The market share gap between Chinese and Korean battery manufacturers continues to widen
It is worth mentioning that from 2017 to 2024, the compound annual growth rate (CAGR) of global electric vehicle battery installed capacity reached 47.5%, highlighting the continuous growth of the global electric vehicle market.
In the first four months of this year, relying on the world’s largest electric vehicle market, the market share of China’s two major electric vehicle battery giants, CATL and BYD, continued to increase, accounting for a total of 55.4% of the global electric vehicle battery market, an increase of 0.4 percentage points from the first quarter of this year and an increase of 2.8 percentage points from 52.6% in the same period last year; Although the market share of China Innovation Airlines declined slightly, from 4.5% in the same period last year to 3.9%, Guoxuan Hi-Tech, The market shares of EVE Lithium Energy and Honeycomb Energy increased by 0.8 percentage points, 0.5 percentage points and 0.9 percentage points year-on-year respectively, bringing the market share of these four Chinese battery manufacturers on the list to 12.6%, an increase of 0.1 percentage points from the first quarter of this year, and much higher than the market share in the same period last year (11%). This means that in the first four months of this year, Chinese electric vehicle battery manufacturers had a total market share of 68% in the global market.

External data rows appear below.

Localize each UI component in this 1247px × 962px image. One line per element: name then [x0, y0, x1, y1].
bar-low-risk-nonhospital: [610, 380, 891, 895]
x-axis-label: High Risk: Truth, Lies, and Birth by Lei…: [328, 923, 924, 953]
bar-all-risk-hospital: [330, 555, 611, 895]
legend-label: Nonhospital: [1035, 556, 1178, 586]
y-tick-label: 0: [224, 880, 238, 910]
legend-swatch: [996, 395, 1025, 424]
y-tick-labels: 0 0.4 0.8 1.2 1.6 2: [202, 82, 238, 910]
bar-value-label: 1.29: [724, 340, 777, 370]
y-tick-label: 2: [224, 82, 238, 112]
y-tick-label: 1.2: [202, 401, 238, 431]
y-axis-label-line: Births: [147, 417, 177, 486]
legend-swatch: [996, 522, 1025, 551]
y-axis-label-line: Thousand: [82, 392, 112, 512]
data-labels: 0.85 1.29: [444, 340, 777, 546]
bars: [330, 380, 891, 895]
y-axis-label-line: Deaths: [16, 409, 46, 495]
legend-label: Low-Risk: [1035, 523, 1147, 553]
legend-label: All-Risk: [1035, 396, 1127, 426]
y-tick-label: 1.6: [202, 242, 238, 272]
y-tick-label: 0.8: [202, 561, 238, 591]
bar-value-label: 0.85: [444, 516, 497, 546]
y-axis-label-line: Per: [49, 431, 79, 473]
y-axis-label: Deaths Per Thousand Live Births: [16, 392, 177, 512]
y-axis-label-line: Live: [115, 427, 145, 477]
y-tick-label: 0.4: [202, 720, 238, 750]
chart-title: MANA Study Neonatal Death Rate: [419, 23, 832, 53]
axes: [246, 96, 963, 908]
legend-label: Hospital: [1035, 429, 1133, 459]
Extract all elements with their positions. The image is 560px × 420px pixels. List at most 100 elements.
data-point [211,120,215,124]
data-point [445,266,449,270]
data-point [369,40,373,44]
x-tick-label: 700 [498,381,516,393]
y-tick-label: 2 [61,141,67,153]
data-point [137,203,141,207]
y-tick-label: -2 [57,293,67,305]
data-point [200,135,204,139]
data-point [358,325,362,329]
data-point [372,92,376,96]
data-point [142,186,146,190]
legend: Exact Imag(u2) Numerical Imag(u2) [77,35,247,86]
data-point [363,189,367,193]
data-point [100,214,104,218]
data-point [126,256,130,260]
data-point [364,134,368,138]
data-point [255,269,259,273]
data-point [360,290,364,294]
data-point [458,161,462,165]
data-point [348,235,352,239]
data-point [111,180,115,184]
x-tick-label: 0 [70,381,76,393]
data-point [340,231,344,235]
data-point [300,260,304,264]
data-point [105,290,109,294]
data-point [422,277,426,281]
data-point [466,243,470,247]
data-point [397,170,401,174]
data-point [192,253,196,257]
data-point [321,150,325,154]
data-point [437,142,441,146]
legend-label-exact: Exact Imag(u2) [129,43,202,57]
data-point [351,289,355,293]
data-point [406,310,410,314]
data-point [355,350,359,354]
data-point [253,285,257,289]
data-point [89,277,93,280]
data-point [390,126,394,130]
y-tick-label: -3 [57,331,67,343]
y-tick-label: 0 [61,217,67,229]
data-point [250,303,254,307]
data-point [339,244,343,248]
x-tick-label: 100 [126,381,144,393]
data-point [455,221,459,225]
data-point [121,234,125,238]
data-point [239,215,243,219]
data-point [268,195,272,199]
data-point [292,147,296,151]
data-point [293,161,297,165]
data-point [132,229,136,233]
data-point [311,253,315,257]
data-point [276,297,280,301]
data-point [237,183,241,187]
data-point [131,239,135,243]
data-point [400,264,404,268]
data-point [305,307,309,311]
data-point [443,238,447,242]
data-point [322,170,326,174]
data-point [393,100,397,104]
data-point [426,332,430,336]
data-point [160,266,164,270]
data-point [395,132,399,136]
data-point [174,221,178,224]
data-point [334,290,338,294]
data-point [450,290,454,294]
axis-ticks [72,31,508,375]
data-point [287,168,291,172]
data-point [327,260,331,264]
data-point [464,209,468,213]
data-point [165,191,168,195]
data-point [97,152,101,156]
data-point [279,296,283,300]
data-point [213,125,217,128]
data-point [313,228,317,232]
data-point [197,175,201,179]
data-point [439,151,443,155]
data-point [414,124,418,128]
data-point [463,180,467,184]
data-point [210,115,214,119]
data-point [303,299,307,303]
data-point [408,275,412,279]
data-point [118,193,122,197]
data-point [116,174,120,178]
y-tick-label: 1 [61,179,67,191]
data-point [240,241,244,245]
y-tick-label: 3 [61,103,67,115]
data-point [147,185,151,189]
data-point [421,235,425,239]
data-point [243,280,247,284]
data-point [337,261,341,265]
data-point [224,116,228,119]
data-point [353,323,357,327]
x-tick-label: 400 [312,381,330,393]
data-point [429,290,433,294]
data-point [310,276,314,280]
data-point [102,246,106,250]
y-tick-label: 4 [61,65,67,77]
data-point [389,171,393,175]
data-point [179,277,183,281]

In contrast, in the first four months of this year, the market share of the battery installed capacity of the South Korean battery giants has further shrunk from 22.5% in the same period last year and 18.7% in the first quarter of this year to 17.9%, and the gap between Chinese and Korean battery manufacturers has further widened; At the same time, Japanese battery manufacturer Panasonic also has a market share of only 3.0%, down from 3.3% in the first quarter of this year.
Currently, the United States is trying to establish its core position in the restructuring of global supply chains through policy adjustments such as the Inflation Reduction Act (IRA) and the Advanced Manufacturing Production Tax Credit (AMPC), as well as strengthened controls on Chinese batteries and raw materials.
In the face of changes in U.S. policy, South Korean battery companies’ plans to enter the North American market and expand their market share face both opportunities and challenges. To this end, Korean battery companies are establishing local joint ventures and expanding battery production lines in the United States to ensure supply chain stability.
However, in response to the Trump administration’s tariffs, China has imposed export restrictions on seven rare earth elements and some magnets since April 4, requiring exporters to obtain licenses from the Chinese government. In electric vehicles, rare earth materials are not only used in electric motors to improve the performance of electric vehicles, but are also commonly used as cathode materials for lithium-ion batteries to enhance battery performance and improve battery life.
As China dominates the rare earth processing market, controlling more than 90% of the world’s rare earth magnet processing capacity, China’s export restrictions on rare earth materials will also affect overseas battery manufacturers to a certain extent.
Therefore, in the medium and long term, enhancing global competitiveness through raw material procurement diversification and technological innovation will become a key path for enterprise development. At the same time, in order to cope with Europe’s increasingly strict carbon neutrality policies and the intensified price competition of Chinese companies, relevant enterprises need to formulate market-customized global strategies to achieve sustainable growth through localized layout and strengthening partnerships.